The most frequently mentioned consequence of emergency incidents (in this context commonly referred to as vis major, force majeure or Act of God) is exclusion of the contracting party’s liability for damages caused by the default on (or delay in) the performance. The Czech Civil Code regulates such consequence in Section 2913(2). The person who caused damage shall be released from the obligation to compensate such damage if they are prevented from fulfilling their contractual duty by an extraordinary, insurmountable and unforeseeable obstacle that arose independent of their will (and before the delay in performance).

For example, the coronavirus infection currently is such an obstacle. Whether a regularly recurring influenza epidemic affecting most of a manufacturing plant’s employees would fall into this category, is unclear. Probably not, as the epidemic can be predicted and prevented by vaccination. Obstacles arising from the personal circumstances of the defaulting party (including the default of their subcontractor) do not release the party from the obligation to compensate the damage. In the past, the Commercial Code clearly stipulated the circumstances under which an emergency affecting a subcontractor (e.g. a supplier of components) excluded the liability of the main contractor (the one selling the product as a whole). Such explicit regulation is now absent from the law.

Those invoking an extraordinary obstacle pursuant to Section 2913(2) of the Civil Code must, obviously, prove its existence, extraordinary character, insurmountability and other legal requirements, rather than merely claiming existence of the obstacle. This applies in law in general. Therefore, the Chinese government now issues for Chinese companies an official confirmation of the existence of the infection at the company’s site.

The Czech Civil Code (as well as the court decisions) allows these issues to be contractually regulated (i.e. allows to specifically define what an event pursuant to Section 2913(2) of the Civil Code involves/does not involve, how long the event must last, or what is/is not foreseeable) and the extent of damages to be agreed, etc. Do not forget to regulate these things.

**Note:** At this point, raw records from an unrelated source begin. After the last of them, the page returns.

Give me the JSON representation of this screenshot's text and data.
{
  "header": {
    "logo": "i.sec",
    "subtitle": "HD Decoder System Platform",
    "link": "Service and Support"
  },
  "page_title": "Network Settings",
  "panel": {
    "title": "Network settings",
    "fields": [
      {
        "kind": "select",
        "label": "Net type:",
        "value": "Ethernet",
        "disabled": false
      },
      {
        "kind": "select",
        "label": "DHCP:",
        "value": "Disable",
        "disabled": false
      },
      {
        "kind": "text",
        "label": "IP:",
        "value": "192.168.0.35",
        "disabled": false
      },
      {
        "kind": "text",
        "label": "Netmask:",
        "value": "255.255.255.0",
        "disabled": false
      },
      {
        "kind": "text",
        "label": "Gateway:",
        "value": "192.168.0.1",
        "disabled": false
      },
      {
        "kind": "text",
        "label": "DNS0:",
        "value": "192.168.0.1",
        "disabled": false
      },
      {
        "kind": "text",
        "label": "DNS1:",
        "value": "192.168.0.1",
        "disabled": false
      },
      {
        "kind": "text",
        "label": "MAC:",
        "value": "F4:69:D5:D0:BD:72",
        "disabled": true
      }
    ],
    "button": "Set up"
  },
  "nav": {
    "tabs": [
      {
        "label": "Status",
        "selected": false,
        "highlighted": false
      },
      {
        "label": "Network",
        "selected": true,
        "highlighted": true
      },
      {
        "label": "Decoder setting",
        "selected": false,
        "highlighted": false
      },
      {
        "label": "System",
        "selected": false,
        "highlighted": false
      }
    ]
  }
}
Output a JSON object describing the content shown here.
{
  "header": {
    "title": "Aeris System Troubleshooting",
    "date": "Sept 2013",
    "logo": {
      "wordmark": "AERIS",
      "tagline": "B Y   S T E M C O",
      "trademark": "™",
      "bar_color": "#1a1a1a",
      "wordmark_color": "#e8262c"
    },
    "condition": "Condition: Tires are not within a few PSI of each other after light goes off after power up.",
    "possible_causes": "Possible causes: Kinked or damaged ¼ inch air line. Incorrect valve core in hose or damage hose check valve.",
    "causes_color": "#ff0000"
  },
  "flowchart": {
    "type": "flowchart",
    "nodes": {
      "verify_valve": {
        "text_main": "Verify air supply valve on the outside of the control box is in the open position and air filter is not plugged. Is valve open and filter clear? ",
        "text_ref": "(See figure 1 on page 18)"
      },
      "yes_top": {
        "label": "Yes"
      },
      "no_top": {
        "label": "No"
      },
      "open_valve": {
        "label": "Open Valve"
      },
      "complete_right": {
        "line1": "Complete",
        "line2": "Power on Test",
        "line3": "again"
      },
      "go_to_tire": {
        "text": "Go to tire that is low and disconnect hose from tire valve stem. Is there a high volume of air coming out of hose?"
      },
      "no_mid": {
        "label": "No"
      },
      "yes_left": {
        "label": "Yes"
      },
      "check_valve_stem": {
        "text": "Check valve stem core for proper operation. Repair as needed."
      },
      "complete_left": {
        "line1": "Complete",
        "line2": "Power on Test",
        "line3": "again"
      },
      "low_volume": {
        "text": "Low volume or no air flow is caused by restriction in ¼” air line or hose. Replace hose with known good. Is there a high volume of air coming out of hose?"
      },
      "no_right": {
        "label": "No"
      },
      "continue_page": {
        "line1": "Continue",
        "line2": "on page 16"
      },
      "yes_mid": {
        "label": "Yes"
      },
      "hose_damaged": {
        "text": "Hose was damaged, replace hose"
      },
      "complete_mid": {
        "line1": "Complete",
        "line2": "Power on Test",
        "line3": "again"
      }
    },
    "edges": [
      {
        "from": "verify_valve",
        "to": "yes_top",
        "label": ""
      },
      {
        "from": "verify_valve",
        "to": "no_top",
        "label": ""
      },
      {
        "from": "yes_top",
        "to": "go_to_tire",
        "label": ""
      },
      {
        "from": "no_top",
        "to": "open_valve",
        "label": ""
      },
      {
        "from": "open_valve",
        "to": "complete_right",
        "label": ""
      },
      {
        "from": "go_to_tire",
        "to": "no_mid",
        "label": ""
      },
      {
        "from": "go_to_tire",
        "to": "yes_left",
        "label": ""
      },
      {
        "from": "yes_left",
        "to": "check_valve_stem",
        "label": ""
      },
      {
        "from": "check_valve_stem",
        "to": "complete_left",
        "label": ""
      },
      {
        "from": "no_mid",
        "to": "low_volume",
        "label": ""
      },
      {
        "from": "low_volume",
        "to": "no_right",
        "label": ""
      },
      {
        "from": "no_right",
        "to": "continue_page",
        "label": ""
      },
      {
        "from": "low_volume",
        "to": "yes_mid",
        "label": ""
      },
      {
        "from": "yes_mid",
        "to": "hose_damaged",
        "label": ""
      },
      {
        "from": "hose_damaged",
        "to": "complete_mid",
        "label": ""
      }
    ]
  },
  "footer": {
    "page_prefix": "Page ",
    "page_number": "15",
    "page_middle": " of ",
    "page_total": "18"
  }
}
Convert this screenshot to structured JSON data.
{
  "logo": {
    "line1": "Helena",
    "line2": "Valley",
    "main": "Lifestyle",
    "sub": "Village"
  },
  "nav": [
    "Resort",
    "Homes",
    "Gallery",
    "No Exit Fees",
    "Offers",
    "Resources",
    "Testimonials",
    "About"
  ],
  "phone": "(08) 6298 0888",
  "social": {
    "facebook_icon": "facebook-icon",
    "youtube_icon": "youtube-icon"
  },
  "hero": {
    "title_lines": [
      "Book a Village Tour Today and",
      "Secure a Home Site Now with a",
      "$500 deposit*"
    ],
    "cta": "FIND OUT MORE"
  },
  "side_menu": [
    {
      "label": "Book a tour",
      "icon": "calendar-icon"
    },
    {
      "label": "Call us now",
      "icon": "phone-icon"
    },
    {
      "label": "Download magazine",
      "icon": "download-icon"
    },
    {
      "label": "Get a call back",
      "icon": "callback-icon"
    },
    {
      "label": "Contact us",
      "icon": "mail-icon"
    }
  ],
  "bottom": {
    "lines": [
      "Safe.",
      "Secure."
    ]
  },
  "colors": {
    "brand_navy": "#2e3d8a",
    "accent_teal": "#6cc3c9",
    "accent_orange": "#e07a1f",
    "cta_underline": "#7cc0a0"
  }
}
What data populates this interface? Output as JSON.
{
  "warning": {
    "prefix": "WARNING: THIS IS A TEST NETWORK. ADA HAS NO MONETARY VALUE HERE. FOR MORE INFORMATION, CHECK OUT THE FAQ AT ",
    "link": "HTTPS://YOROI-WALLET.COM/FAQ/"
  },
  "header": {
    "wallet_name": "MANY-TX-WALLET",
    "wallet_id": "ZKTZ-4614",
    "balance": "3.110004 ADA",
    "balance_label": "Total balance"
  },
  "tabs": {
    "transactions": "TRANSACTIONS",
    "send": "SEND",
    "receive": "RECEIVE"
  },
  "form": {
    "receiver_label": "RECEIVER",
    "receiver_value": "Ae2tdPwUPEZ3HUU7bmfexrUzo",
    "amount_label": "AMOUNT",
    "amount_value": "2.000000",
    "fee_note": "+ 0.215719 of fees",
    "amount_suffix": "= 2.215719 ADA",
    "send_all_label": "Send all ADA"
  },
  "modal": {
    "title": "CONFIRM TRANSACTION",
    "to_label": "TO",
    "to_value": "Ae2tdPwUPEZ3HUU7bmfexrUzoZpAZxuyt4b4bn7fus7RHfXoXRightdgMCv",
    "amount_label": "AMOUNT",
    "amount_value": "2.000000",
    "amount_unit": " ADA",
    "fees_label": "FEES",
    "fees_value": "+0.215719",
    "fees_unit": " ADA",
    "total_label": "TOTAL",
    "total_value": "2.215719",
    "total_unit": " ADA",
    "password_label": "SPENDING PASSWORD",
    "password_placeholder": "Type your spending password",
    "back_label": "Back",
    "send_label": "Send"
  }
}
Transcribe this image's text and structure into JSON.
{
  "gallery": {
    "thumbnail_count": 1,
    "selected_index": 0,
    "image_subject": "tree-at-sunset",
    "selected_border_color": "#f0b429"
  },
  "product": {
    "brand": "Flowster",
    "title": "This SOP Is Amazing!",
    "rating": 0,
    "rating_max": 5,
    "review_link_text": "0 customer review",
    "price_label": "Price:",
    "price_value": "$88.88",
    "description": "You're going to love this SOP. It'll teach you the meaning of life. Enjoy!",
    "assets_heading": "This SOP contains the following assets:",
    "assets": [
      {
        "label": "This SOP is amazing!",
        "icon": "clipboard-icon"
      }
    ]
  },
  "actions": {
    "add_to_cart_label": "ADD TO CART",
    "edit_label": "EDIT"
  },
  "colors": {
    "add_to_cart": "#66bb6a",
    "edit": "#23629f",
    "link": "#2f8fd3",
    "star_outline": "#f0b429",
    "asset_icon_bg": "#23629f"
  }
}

Contractual penalty and other questions

If the contracting parties agree on a contractual penalty for a default on a contractual obligation, the occurrence of an emergency (extraordinary event) has, by operation of law, no effect on the obligation to pay the penalty (i.e. the defaulting party is not released from the obligation to pay the contractual penalty). It is therefore recommended to also regulate this in the contract.

In the event of an emergency, the incapacitated party is obliged to notify the other party, without undue delay, of the occurrence of the extraordinary event and the inability to perform and/or to take measures to prevent or mitigate the damage.

The simplest answer to the question: “Who will pay the costs?” is, in fact, taking out insurance and, in the event of an emergency, claim benefits from the insurance company (“business risk insurance”). Extraordinary events, such as wars, terrorism and large-scale natural disasters, may, however, often be excluded from insurance (an uninsurable event). With increased incidence of various emergencies, such insurance will inevitably become more expensive and less affordable.